Le Tribunal de commerce de Bordeaux, statuant le 10 octobre 2025, a examiné un litige entre une société de location et son locataire. La première réclamait le paiement de loyers impayés et la résiliation de deux contrats après une mise en demeure restée infructueuse. Le tribunal, saisi par assignation, a statué par jugement réputé contradictoire suite à la non-comparution de la partie défenderesse. Il s’agissait de déterminer les effets de la clause résolutoire et le calcul des indemnités dues. Les juges ont accueilli partiellement les demandes en constatant la résiliation et en accordant une indemnité forfaitaire.
La mise en œuvre effective de la clause résolutoire
La décision consacre l’autonomie de la volonté des parties contractantes. Le tribunal rappelle la force obligatoire du contrat en citant l’article 1103 du code civil. Il applique strictement la clause contractuelle prévoyant la résiliation de plein droit. « Le contrat pourra être résilié de plein droit par le Loueur : a) Huit jours calendaires après l’envoi au Locataire d’une lettre de mise en demeure recommandée avec avis de réception restée en tout ou partie sans effet pendant ce délai » (Article 11 des conditions générales). La résolution est ainsi acquise par la seule expiration du délai contractuel suite à une mise en demeure inefficace. Cette solution affirme la valeur de la stipulation contractuelle claire. Elle permet une sécurité juridique pour le créancier face à l’inexécution. La portée en est l’efficacité procédurale de la clause résolutoire expressément convenue.

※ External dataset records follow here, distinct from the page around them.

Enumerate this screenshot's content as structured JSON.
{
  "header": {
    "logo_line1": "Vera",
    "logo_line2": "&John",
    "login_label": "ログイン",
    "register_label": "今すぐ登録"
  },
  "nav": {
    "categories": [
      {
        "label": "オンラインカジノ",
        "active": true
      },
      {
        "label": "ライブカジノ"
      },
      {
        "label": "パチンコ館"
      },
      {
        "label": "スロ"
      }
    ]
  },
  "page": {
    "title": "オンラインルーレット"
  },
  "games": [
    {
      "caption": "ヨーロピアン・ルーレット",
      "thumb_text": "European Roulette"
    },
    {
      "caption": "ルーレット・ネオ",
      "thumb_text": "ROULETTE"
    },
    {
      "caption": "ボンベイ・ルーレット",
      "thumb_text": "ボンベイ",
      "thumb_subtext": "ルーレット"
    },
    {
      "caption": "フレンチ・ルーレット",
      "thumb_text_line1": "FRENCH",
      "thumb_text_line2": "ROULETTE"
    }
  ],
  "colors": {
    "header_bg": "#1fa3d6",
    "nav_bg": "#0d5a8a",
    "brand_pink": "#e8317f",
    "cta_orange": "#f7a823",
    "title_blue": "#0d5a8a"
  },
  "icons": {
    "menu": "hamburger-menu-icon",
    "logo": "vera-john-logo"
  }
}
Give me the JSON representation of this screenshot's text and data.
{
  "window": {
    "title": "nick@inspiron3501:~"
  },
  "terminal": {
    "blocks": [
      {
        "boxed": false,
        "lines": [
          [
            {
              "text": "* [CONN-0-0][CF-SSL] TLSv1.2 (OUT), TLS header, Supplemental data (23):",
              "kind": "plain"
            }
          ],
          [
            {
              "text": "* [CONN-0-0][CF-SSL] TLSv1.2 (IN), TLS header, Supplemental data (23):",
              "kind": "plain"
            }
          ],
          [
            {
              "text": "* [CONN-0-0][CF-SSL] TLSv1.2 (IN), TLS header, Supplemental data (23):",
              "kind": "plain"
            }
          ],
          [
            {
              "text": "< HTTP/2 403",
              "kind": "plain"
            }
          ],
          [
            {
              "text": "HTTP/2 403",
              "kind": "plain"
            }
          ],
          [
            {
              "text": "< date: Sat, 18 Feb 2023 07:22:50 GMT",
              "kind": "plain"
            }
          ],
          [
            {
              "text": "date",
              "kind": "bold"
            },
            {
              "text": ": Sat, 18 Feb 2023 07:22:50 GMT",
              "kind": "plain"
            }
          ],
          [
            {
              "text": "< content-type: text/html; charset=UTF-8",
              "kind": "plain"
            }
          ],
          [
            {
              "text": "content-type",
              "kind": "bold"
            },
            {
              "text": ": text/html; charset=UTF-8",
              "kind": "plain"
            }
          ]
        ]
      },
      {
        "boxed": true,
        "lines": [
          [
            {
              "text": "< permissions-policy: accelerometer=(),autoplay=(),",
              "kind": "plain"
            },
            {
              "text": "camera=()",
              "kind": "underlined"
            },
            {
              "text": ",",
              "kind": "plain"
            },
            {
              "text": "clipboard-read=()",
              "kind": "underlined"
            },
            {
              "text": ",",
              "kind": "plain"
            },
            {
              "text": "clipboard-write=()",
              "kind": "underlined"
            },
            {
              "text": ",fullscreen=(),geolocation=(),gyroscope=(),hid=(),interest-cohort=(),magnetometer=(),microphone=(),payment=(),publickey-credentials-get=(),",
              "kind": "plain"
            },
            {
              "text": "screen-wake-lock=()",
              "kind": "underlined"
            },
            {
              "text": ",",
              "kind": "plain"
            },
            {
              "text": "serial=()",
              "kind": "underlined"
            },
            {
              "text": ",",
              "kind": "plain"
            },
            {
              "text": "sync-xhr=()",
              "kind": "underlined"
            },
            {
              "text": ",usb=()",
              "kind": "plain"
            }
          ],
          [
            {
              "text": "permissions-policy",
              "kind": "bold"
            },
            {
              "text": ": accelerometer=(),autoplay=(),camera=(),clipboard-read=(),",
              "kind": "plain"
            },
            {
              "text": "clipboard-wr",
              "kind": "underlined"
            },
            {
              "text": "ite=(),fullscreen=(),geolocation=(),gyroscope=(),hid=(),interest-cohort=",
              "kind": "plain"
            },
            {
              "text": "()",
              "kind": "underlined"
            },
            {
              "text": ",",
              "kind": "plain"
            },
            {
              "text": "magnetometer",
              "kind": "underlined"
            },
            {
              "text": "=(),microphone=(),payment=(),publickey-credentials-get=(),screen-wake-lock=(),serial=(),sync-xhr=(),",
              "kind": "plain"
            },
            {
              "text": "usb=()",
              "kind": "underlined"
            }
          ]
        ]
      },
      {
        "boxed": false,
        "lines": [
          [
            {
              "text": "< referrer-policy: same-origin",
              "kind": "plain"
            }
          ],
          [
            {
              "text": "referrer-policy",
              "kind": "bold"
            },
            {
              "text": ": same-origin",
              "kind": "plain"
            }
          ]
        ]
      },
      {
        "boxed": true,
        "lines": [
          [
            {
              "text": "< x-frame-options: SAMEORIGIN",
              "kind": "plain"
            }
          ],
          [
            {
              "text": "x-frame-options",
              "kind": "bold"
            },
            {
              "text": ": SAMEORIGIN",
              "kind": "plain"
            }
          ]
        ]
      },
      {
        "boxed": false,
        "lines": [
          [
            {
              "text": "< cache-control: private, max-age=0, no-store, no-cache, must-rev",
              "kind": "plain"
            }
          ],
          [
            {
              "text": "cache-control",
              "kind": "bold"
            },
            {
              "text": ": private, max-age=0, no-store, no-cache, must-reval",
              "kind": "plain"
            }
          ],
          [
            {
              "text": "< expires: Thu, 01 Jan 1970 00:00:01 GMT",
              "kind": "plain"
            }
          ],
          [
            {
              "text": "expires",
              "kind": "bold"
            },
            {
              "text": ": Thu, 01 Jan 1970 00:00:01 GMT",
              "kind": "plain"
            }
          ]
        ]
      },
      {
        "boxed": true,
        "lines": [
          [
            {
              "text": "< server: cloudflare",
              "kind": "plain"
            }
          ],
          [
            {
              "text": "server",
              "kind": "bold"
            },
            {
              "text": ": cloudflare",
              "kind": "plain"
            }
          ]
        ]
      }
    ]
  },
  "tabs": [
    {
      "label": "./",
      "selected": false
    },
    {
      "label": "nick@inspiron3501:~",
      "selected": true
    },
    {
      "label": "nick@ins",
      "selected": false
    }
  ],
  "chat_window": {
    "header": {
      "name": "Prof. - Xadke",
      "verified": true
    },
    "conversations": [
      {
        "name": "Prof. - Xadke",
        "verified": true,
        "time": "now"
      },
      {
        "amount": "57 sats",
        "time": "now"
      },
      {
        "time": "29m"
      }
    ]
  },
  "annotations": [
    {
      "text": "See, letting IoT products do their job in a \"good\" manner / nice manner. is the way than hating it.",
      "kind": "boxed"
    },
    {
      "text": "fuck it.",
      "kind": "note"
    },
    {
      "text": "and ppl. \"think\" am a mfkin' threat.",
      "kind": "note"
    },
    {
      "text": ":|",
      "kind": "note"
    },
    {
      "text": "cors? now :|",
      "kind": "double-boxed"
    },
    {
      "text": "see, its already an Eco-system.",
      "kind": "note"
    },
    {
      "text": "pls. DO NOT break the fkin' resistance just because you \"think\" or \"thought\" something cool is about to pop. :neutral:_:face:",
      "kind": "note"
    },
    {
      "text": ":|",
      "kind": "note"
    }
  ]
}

Le juge opère un contrôle de la régularité de la procédure de mise en demeure. Il constate que la société créancière a bien adressé une mise en demeure le 28 novembre 2024. Il en déduit la date certaine de résiliation des contrats. « Le tribunal constatera que les contrats ont été résiliés 8 jours calendaires après la mise en demeure du 28 novembre 2024 restée vaine, soit le 6 décembre 2024 » (Motifs). Ce point vérifie le respect des conditions suspensives posées par la clause. Il confirme que la résolution n’est pas automatique mais conditionnée. La valeur de ce contrôle est de prévenir les abus dans l’exercice des droits contractuels. La portée est d’exiger une mise en demeure formelle et un délai de grâce pour le débiteur.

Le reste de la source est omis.